The earliest researcher of the five reprinted here is the English antiquary, Joseph Ritson (1752-1803). He is perhaps best known for his work on the Robin Hood ballads, and he established standards of accuracy in editing which still resonate today. The collection reprinted here, Fairy Tales, Now First Collected: To which are Prefixed Two Dissertations on Pygmies; On Fairies, give examples drawn from classical and Western European sources. The examples are linked together with the smooth prose style of the educated scholar and create the impression of a continuous history (at, it has to be said, the expense of local variation) and this approach remained popular until the work of Katharine Briggs on fairies. Ritson's selection of "fairy tales" includes texts, some literary, some from medieval chronicles, which refer to contacts with the fairy world, many of which are mentioned in his treatise.

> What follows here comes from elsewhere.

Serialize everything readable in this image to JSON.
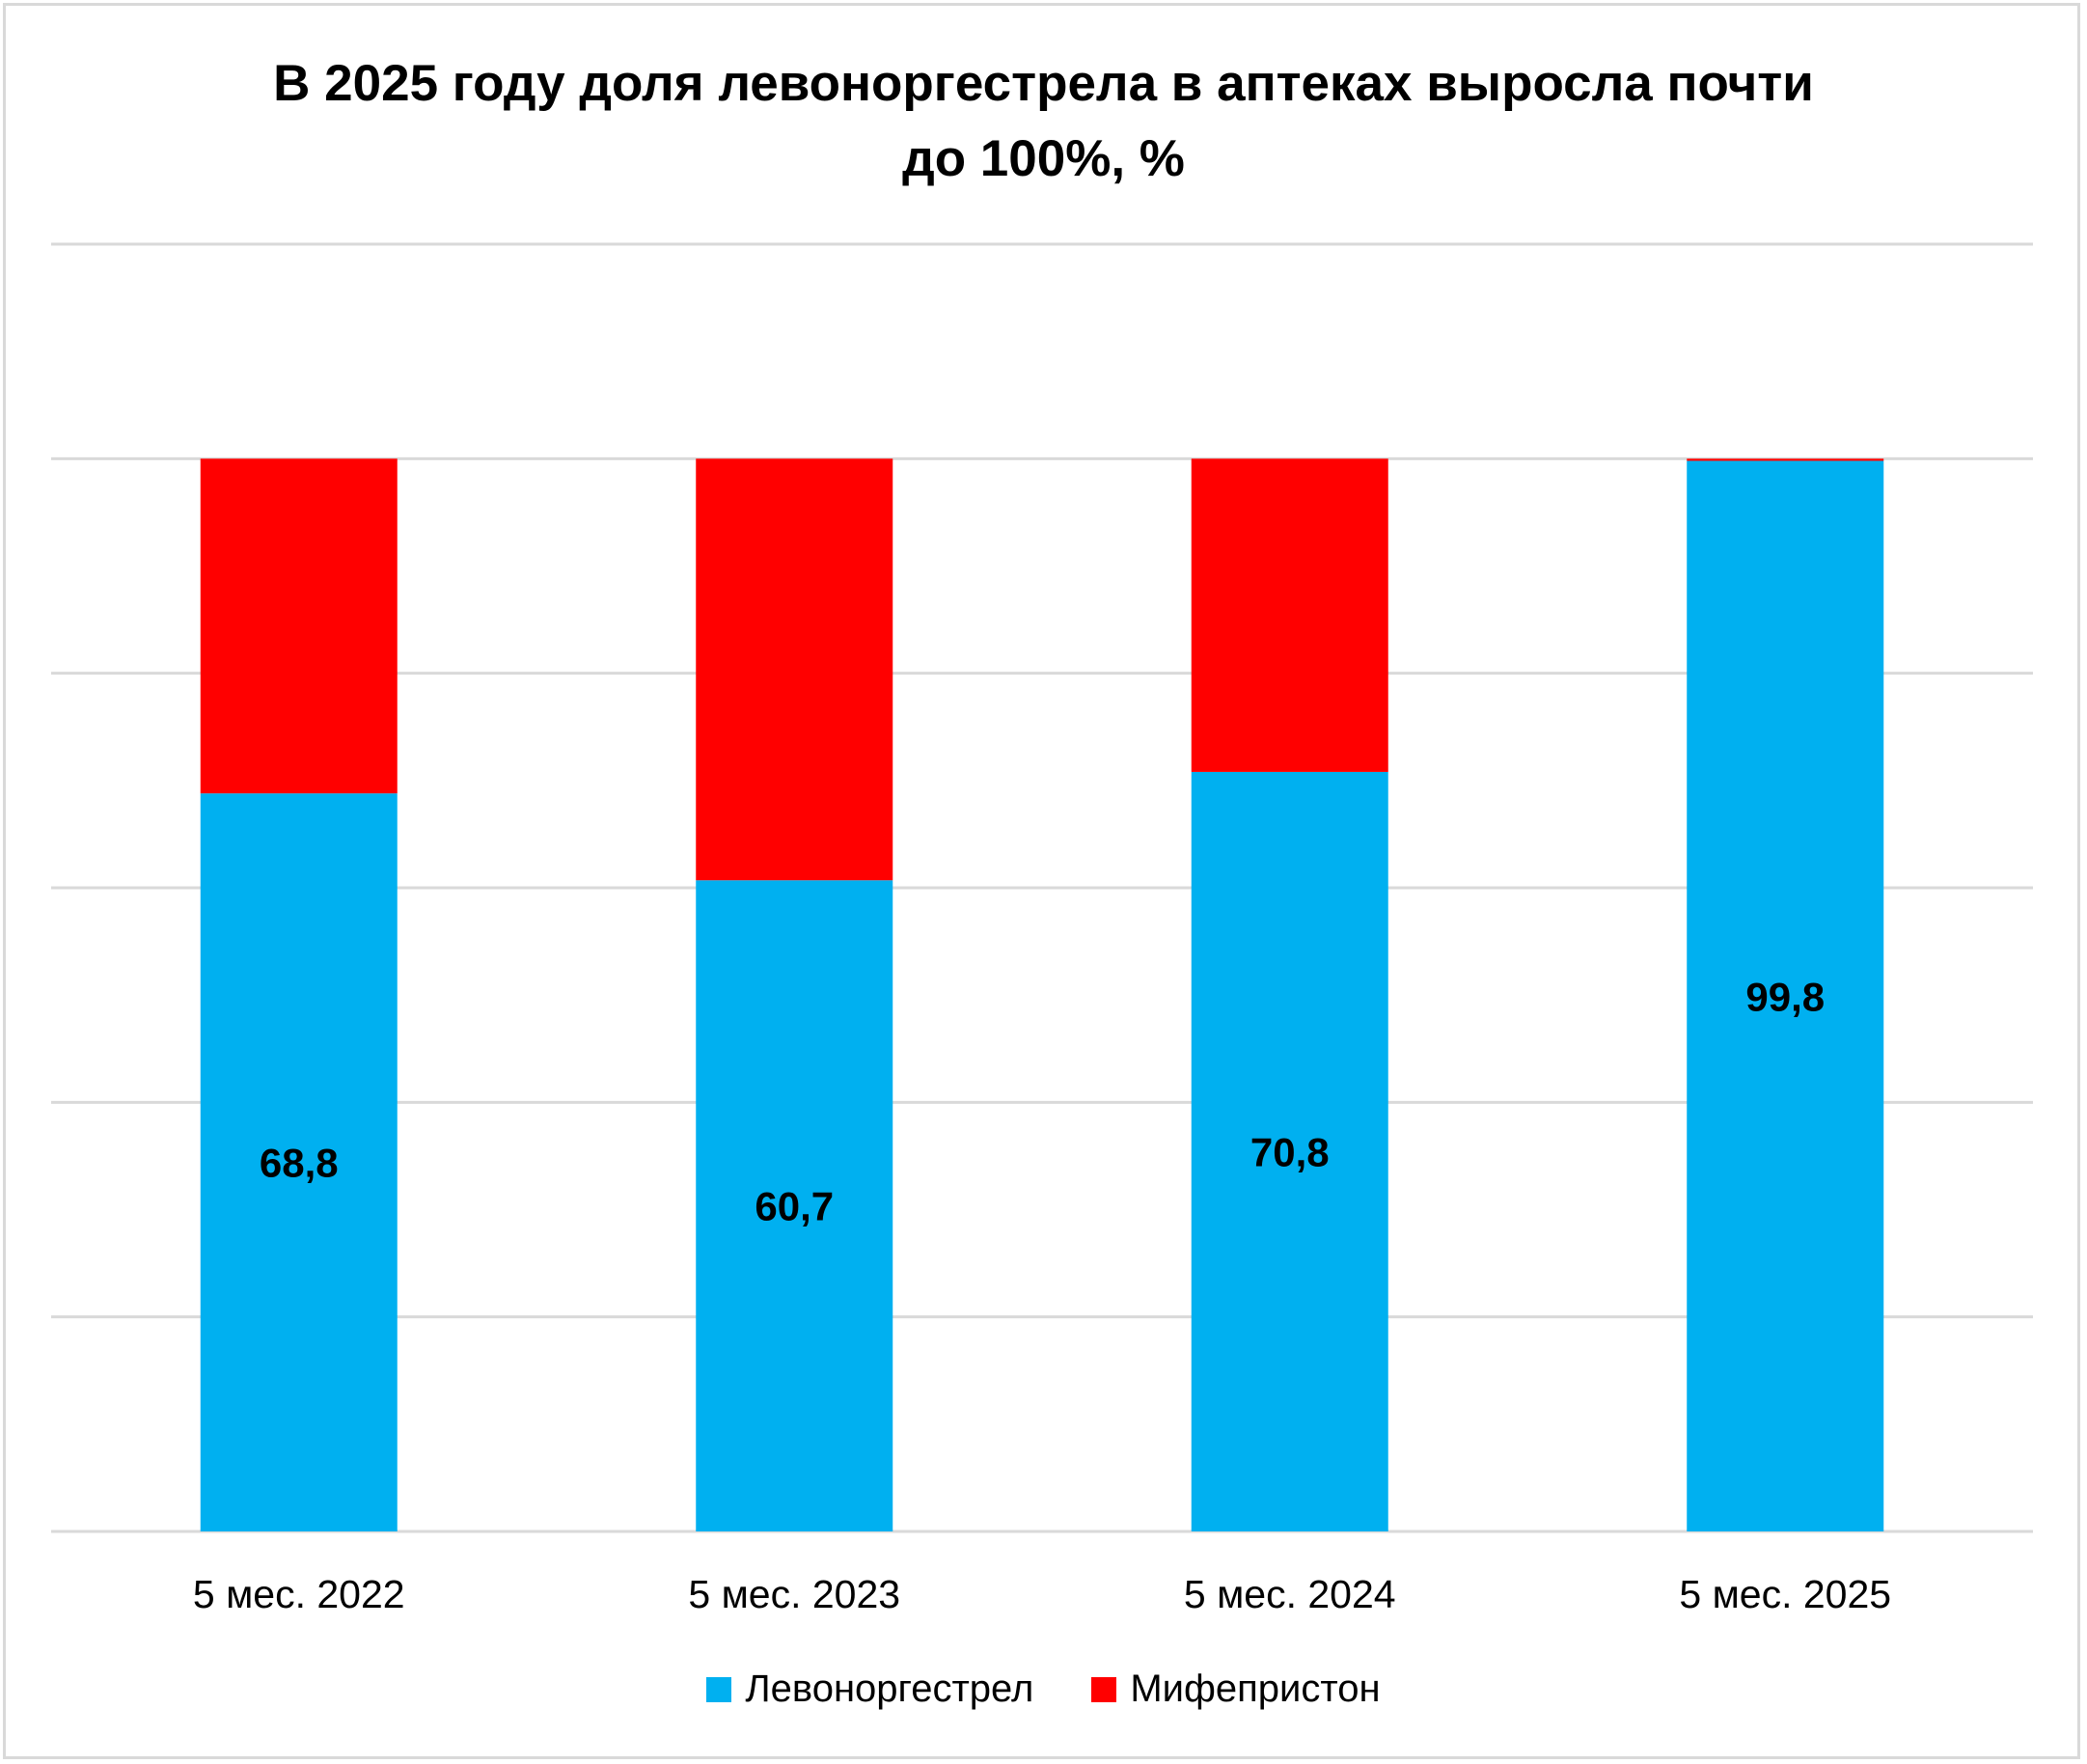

The author of the second volume, Illustrations of the Fairy Mythology of a Midsummer's Night's Dream (1845), is the Shakespearean scholar, James Orchard Halliwell-Phillipps (1820-89). This still-useful collection gives edited texts (not summaries) dealing with fairy mythology that are roughly contemporary with Shakespeare. He includes well-known romances such as Sir Launfal and Sir Orfeo, and hard to find material such as The Midnight Watch (p.273-9). The author's introduction, with its air of gentle regret for times past, expresses an important perspective of Victorian collectors. For them the tradition was dying and could be found only in literature works, which they valued highly, or among the "superstitions" of rural, slightly backward, groups like the Celts whom they romanticised.

Fairy Tales, Their Origin and Meaning, with Some Account of Dwellers in Fairyland (1878) by John Thackray Bunce, newspaper proprietor and a founder of the Birmingham City Art Gallery, began as a series of talks for young people. It has worn less well than the other volumes since Bunce was not a theorist, collector, or pioneer in folk studies. In its day it would have been a welcome, and not at all condescending, "inducement" for young people, as he intended. It also underlines the inadequacy of the introduction, since Bunce considers tales such as "Eros and Psyche" (a wonder tale), as well as fairy material on pixies, trolls, and so on.